Why MBA? Helping women to break the glass ceiling

NEW YORK – Elissa Sangster counts herself fortunate to have had early mentors who pushed to empower and promote women around them.

FILE PHOTO: Forte Foundation CEO Elissa Sangster poses in an undated handout photo. Forte Foundation/Handout via REUTERS

After business school, Sangster worked at Texas A&M University as assistant director of the MBA program, whose director, Sue Robertson, was her supervisor.

“She was very much a supporter of women,” said Sangster, now the chief executive of Forté, a San Antonio, Texas-based nonprofit that focuses on elevating women to leadership positions. “She had faced a lot of challenges that were gender-related in her career and she wanted me to have opportunity.”

Sangster applies that spirit in her work now to help women pursue MBAs and rise up in their work places.

Sangster chatted with Reuters about her work philosophy. Edited excerpts are below.

Q. What did you learn from your first job?

A. My first job before I graduated from college was working in the admissions office in the local community college in the town where I grew up, Lee College in Baytown, Texas. That set the stage for my career.

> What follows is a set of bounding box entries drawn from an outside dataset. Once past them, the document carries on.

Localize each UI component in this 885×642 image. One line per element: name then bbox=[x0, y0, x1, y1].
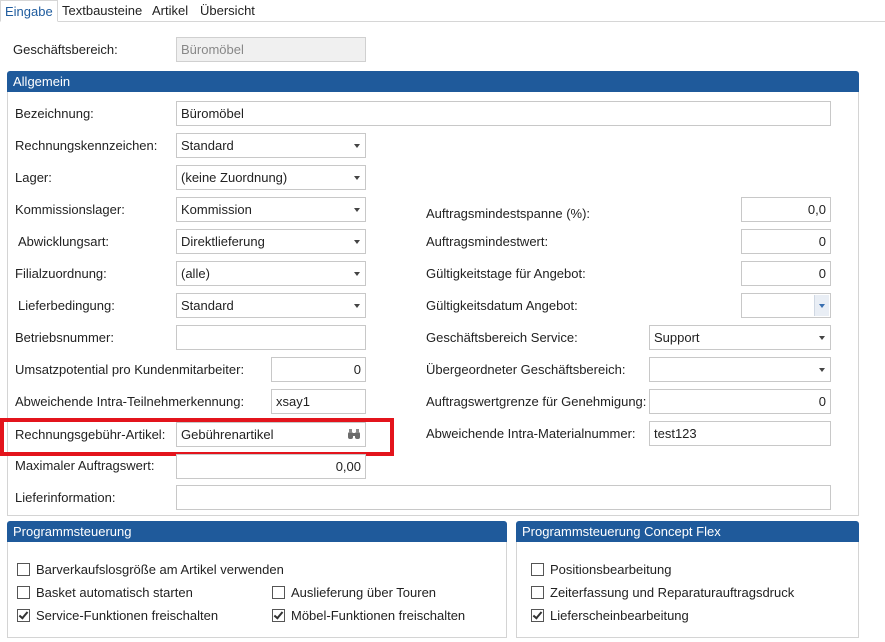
kommissionslager-label: Kommissionslager: bbox=[15, 202, 125, 217]
wertgrenze-input[interactable]: 0 bbox=[649, 389, 831, 414]
chevron-down-icon bbox=[354, 304, 360, 308]
checkbox-auslieferung-label: Auslieferung über Touren bbox=[291, 585, 437, 600]
calendar-dropdown-icon[interactable] bbox=[814, 295, 829, 316]
uebergeordnet-label: Übergeordneter Geschäftsbereich: bbox=[426, 362, 626, 377]
tab-bar: Eingabe Textbausteine Artikel Übersicht bbox=[0, 0, 885, 22]
max-auftragswert-label: Maximaler Auftragswert: bbox=[15, 458, 155, 473]
checkbox-zeiterfassung[interactable] bbox=[531, 586, 544, 599]
checkbox-barverkauf[interactable] bbox=[17, 563, 30, 576]
rechnungskennzeichen-label: Rechnungskennzeichen: bbox=[15, 138, 158, 153]
auftragsmindestwert-label: Auftragsmindestwert: bbox=[426, 234, 549, 249]
section-concept-flex-header: Programmsteuerung Concept Flex bbox=[516, 521, 859, 542]
chevron-down-icon bbox=[354, 176, 360, 180]
tab-eingabe[interactable]: Eingabe bbox=[0, 0, 58, 22]
gb-service-value: Support bbox=[654, 330, 700, 345]
tab-uebersicht[interactable]: Übersicht bbox=[196, 0, 259, 22]
checkbox-positionsbearbeitung[interactable] bbox=[531, 563, 544, 576]
betriebsnummer-input[interactable] bbox=[176, 325, 366, 350]
checkbox-basket[interactable] bbox=[17, 586, 30, 599]
checkbox-service[interactable] bbox=[17, 609, 30, 622]
rechnungsgebuehr-lookup[interactable]: Gebührenartikel bbox=[176, 422, 366, 447]
checkbox-barverkauf-label: Barverkaufslosgröße am Artikel verwenden bbox=[36, 562, 284, 577]
abwicklungsart-label: Abwicklungsart: bbox=[18, 234, 110, 249]
rechnungskennzeichen-value: Standard bbox=[181, 138, 234, 153]
lieferinformation-input[interactable] bbox=[176, 485, 831, 510]
chevron-down-icon bbox=[819, 368, 825, 372]
binoculars-icon[interactable] bbox=[347, 429, 361, 440]
lieferbedingung-label: Lieferbedingung: bbox=[18, 298, 115, 313]
abwicklungsart-value: Direktlieferung bbox=[181, 234, 265, 249]
lieferbedingung-select[interactable]: Standard bbox=[176, 293, 366, 318]
intra-teilnehmer-label: Abweichende Intra-Teilnehmerkennung: bbox=[15, 394, 245, 409]
gb-service-label: Geschäftsbereich Service: bbox=[426, 330, 578, 345]
lieferinformation-label: Lieferinformation: bbox=[15, 490, 116, 505]
checkbox-lieferscheinbearbeitung-label: Lieferscheinbearbeitung bbox=[550, 608, 689, 623]
section-allgemein-header: Allgemein bbox=[7, 71, 859, 92]
kommissionslager-value: Kommission bbox=[181, 202, 252, 217]
checkbox-moebel[interactable] bbox=[272, 609, 285, 622]
wertgrenze-label: Auftragswertgrenze für Genehmigung: bbox=[426, 394, 647, 409]
auftragsmindestspanne-label: Auftragsmindestspanne (%): bbox=[426, 206, 591, 221]
uebergeordnet-select[interactable] bbox=[649, 357, 831, 382]
checkbox-basket-label: Basket automatisch starten bbox=[36, 585, 193, 600]
filialzuordnung-select[interactable]: (alle) bbox=[176, 261, 366, 286]
umsatzpotential-label: Umsatzpotential pro Kundenmitarbeiter: bbox=[15, 362, 245, 377]
lager-value: (keine Zuordnung) bbox=[181, 170, 288, 185]
abwicklungsart-select[interactable]: Direktlieferung bbox=[176, 229, 366, 254]
bezeichnung-input[interactable]: Büromöbel bbox=[176, 101, 831, 126]
checkbox-positionsbearbeitung-label: Positionsbearbeitung bbox=[550, 562, 672, 577]
gueltigkeitsdatum-label: Gültigkeitsdatum Angebot: bbox=[426, 298, 578, 313]
gueltigkeitstage-input[interactable]: 0 bbox=[741, 261, 831, 286]
geschaeftsbereich-field: Büromöbel bbox=[176, 37, 366, 62]
gueltigkeitstage-label: Gültigkeitstage für Angebot: bbox=[426, 266, 586, 281]
rechnungsgebuehr-value: Gebührenartikel bbox=[181, 427, 274, 442]
intra-teilnehmer-input[interactable]: xsay1 bbox=[271, 389, 366, 414]
chevron-down-icon bbox=[354, 144, 360, 148]
tab-artikel[interactable]: Artikel bbox=[148, 0, 192, 22]
checkbox-service-label: Service-Funktionen freischalten bbox=[36, 608, 219, 623]
intra-material-input[interactable]: test123 bbox=[649, 421, 831, 446]
geschaeftsbereich-label: Geschäftsbereich: bbox=[13, 42, 118, 57]
rechnungskennzeichen-select[interactable]: Standard bbox=[176, 133, 366, 158]
betriebsnummer-label: Betriebsnummer: bbox=[15, 330, 114, 345]
lager-label: Lager: bbox=[15, 170, 52, 185]
rechnungsgebuehr-label: Rechnungsgebühr-Artikel: bbox=[15, 427, 166, 442]
tab-textbausteine[interactable]: Textbausteine bbox=[58, 0, 146, 22]
chevron-down-icon bbox=[354, 240, 360, 244]
kommissionslager-select[interactable]: Kommission bbox=[176, 197, 366, 222]
lieferbedingung-value: Standard bbox=[181, 298, 234, 313]
chevron-down-icon bbox=[819, 336, 825, 340]
auftragsmindestspanne-input[interactable]: 0,0 bbox=[741, 197, 831, 222]
auftragsmindestwert-input[interactable]: 0 bbox=[741, 229, 831, 254]
filialzuordnung-value: (alle) bbox=[181, 266, 210, 281]
gueltigkeitsdatum-picker[interactable] bbox=[741, 293, 831, 318]
chevron-down-icon bbox=[354, 272, 360, 276]
umsatzpotential-input[interactable]: 0 bbox=[271, 357, 366, 382]
filialzuordnung-label: Filialzuordnung: bbox=[15, 266, 107, 281]
max-auftragswert-input[interactable]: 0,00 bbox=[176, 454, 366, 479]
section-programmsteuerung-header: Programmsteuerung bbox=[7, 521, 507, 542]
checkbox-moebel-label: Möbel-Funktionen freischalten bbox=[291, 608, 466, 623]
lager-select[interactable]: (keine Zuordnung) bbox=[176, 165, 366, 190]
checkbox-zeiterfassung-label: Zeiterfassung und Reparaturauftragsdruck bbox=[550, 585, 795, 600]
gb-service-select[interactable]: Support bbox=[649, 325, 831, 350]
chevron-down-icon bbox=[354, 208, 360, 212]
bezeichnung-label: Bezeichnung: bbox=[15, 106, 94, 121]
checkbox-lieferscheinbearbeitung[interactable] bbox=[531, 609, 544, 622]
checkbox-auslieferung[interactable] bbox=[272, 586, 285, 599]
intra-material-label: Abweichende Intra-Materialnummer: bbox=[426, 426, 636, 441]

I was already a really hard worker. I learned that from school and my parents were hard workers. But at that job, I learned about having respectful work relationships with my peers, how to solve problems and how to help students navigate their educational experience.

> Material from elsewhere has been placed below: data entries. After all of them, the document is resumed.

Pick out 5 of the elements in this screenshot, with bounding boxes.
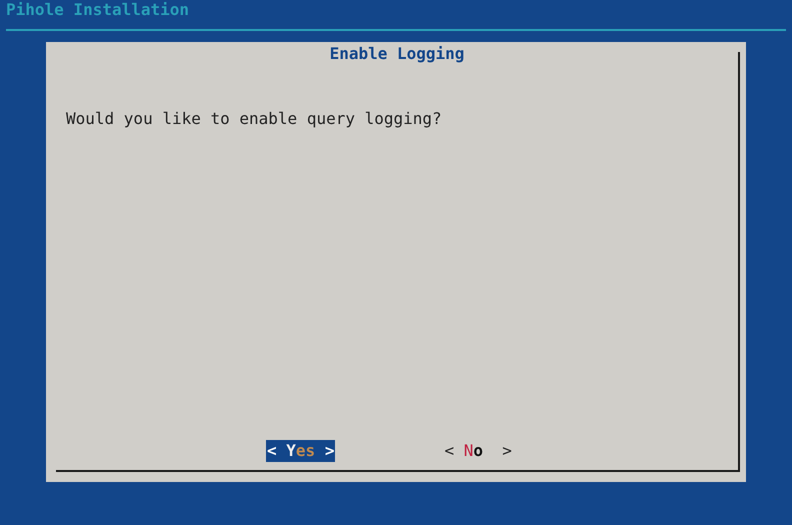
backtitle: Pihole Installation bbox=[5, 0, 190, 21]
dialog-button[interactable]: < No > bbox=[443, 440, 513, 462]
dialog-title: Enable Logging bbox=[330, 43, 464, 65]
dialog-message: Would you like to enable query logging? bbox=[66, 109, 442, 128]
dialog-button[interactable]: < Yes > bbox=[266, 440, 336, 462]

Q. What was your worst job?

A. My worst job was one where I was there for four days. I had been in ExxonMobil, in communications, but I had left because I thought this job opportunity was going to give me a bigger experience.

When I showed up on the first day, the person who had hired me had gone on vacation and wasn’t there. I was left in a cube for four days. Nobody talked to me, nobody came and took me to lunch. I had asked three times, “Is there something I can do?”

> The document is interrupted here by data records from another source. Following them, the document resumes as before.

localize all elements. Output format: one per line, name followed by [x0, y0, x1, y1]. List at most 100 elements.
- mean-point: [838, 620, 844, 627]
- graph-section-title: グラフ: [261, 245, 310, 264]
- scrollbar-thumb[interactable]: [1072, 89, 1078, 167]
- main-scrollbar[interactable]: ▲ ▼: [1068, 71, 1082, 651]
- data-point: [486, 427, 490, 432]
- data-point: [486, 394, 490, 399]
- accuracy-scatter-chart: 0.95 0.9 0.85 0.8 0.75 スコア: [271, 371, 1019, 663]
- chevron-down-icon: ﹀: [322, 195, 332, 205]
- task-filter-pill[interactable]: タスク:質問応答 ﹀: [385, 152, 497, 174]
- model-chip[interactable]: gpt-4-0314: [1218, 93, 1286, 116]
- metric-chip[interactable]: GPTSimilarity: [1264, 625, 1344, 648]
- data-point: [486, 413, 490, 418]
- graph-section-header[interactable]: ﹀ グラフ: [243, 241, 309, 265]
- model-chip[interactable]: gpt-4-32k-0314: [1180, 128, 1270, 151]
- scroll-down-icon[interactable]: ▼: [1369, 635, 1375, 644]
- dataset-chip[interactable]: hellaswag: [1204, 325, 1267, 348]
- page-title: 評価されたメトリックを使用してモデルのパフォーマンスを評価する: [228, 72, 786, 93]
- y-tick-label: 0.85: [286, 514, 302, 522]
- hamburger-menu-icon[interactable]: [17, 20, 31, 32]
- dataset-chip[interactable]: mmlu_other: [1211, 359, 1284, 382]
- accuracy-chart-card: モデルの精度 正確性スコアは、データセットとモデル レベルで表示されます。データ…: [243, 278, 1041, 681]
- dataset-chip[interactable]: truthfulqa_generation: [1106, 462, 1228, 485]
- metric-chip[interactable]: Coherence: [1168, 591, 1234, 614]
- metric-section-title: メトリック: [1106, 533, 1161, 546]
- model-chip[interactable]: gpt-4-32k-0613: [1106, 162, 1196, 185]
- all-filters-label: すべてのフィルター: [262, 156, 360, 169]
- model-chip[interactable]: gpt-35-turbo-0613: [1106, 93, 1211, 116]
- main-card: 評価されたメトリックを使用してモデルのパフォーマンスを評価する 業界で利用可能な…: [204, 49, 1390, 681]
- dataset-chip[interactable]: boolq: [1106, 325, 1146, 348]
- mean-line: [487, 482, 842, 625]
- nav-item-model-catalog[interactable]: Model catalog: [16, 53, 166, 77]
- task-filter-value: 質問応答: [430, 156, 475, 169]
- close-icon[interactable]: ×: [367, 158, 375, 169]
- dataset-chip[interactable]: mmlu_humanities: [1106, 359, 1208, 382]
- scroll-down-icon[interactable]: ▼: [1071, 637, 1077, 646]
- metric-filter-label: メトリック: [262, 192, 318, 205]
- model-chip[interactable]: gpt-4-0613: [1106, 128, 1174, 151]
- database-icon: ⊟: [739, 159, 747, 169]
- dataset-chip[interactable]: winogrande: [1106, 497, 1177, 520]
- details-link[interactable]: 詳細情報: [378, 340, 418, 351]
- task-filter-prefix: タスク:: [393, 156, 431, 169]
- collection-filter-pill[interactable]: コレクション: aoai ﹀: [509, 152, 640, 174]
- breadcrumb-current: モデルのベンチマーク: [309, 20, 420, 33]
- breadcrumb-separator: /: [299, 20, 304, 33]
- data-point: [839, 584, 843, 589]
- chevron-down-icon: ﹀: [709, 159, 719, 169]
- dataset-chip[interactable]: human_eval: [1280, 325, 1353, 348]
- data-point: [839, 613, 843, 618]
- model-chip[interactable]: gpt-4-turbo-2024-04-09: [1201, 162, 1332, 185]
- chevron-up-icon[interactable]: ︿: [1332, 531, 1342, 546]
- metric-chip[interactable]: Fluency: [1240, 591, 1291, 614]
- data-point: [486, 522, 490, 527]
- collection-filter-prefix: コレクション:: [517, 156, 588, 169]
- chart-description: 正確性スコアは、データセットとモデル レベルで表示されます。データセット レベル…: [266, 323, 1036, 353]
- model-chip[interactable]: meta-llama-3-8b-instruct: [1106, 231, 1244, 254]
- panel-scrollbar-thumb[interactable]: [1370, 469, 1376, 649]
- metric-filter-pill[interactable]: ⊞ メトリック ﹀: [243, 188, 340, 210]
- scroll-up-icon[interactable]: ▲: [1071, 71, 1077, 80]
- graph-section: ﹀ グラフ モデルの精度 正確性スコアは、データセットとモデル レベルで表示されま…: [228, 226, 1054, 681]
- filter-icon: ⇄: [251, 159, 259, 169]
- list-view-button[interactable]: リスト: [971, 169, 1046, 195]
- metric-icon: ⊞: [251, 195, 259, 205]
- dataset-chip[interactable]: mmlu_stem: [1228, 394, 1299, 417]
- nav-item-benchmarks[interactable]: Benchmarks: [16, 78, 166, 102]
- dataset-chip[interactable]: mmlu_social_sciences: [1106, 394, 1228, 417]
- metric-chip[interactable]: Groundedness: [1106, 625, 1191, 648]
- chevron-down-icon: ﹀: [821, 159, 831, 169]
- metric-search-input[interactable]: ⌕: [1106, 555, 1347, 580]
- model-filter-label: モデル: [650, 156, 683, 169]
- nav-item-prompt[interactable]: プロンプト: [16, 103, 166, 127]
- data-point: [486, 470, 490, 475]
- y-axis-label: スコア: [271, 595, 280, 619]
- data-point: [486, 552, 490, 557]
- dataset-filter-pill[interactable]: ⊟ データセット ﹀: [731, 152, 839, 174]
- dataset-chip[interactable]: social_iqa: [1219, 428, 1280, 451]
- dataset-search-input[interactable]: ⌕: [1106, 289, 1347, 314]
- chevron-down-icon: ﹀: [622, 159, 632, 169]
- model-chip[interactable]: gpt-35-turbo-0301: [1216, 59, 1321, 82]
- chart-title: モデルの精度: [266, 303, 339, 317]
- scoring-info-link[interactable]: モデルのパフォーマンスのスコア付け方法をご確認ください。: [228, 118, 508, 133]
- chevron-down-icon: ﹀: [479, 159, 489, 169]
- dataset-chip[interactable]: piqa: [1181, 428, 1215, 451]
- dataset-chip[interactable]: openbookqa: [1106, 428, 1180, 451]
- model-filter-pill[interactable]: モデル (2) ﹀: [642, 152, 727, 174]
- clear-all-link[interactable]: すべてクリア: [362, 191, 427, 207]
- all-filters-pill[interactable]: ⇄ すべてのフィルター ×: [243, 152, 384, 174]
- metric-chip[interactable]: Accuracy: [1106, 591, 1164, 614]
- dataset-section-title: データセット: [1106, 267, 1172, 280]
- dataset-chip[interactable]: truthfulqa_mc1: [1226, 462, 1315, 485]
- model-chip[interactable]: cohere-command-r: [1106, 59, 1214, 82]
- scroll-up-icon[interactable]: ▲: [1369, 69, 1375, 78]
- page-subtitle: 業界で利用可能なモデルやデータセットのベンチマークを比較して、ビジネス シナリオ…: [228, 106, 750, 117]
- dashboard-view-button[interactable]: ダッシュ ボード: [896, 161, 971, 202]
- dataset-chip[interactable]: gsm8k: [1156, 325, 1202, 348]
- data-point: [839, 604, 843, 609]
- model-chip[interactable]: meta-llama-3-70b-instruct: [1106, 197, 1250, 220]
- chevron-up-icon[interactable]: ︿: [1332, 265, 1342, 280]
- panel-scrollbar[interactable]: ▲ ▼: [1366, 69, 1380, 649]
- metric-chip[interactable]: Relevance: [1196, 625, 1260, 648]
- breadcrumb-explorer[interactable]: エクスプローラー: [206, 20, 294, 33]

Four days after quitting, I called ExxonMobil and said, “Can I come back?” When I left, the person who hired me wasn’t even back from the trip.

It taught me that one of the things that’s so critical is the onboarding process. When you hire someone, a lot of onboarding and communicating has to happen even before they arrive. It provides connection and helps them understand that they’re going to be an important part of the community.

Q. What has been your biggest work-life challenge during the pandemic?

A. My daughter and husband are in the house with me and in this whole pandemic we’ve been navigating being in the house together. There’s some joy in that, but there are some challenges.

Finding your own individual space that has a door that can be closed was our first lesson, especially when she started back-to-school online. She’s 10, and there’s no way she can do that independently without interrupting us all the time.

Children can’t reason that you’re on a call and can’t deal with something. Having a babysitter come in who can help entertain during the times when we have to focus has been critical, even for just a couple of hours a day.

Q. Do you have advice for someone just starting out right now?

A. Attend something that allows you to network, or online events that maybe you didn’t have time for in the past or that you might not have been able to make because they were in a different city.

For example, we hold a women’s leadership conference every year for women about to start their MBA program. Usually, about 600 to 700 women are able to come, but because we were online this year, we had 1,400 women who attended and many were women in India. These women were really taking advantage of what the pandemic was handing to them.

Q. Have you been doing anything differently work-wise in these times?

A. We’ve been doing a sanity soundoff every week during the pandemic, which is some time for personal conversations to check in and see how everyone is doing.

Q. Where will you travel to first when the world opens up again?

A. Our MBA women’s leadership conference will be in Los Angeles in June 2021. If that happens, that will be my first trip. For pleasure, after all of this, I would like to go to Hawaii and enjoy the beach.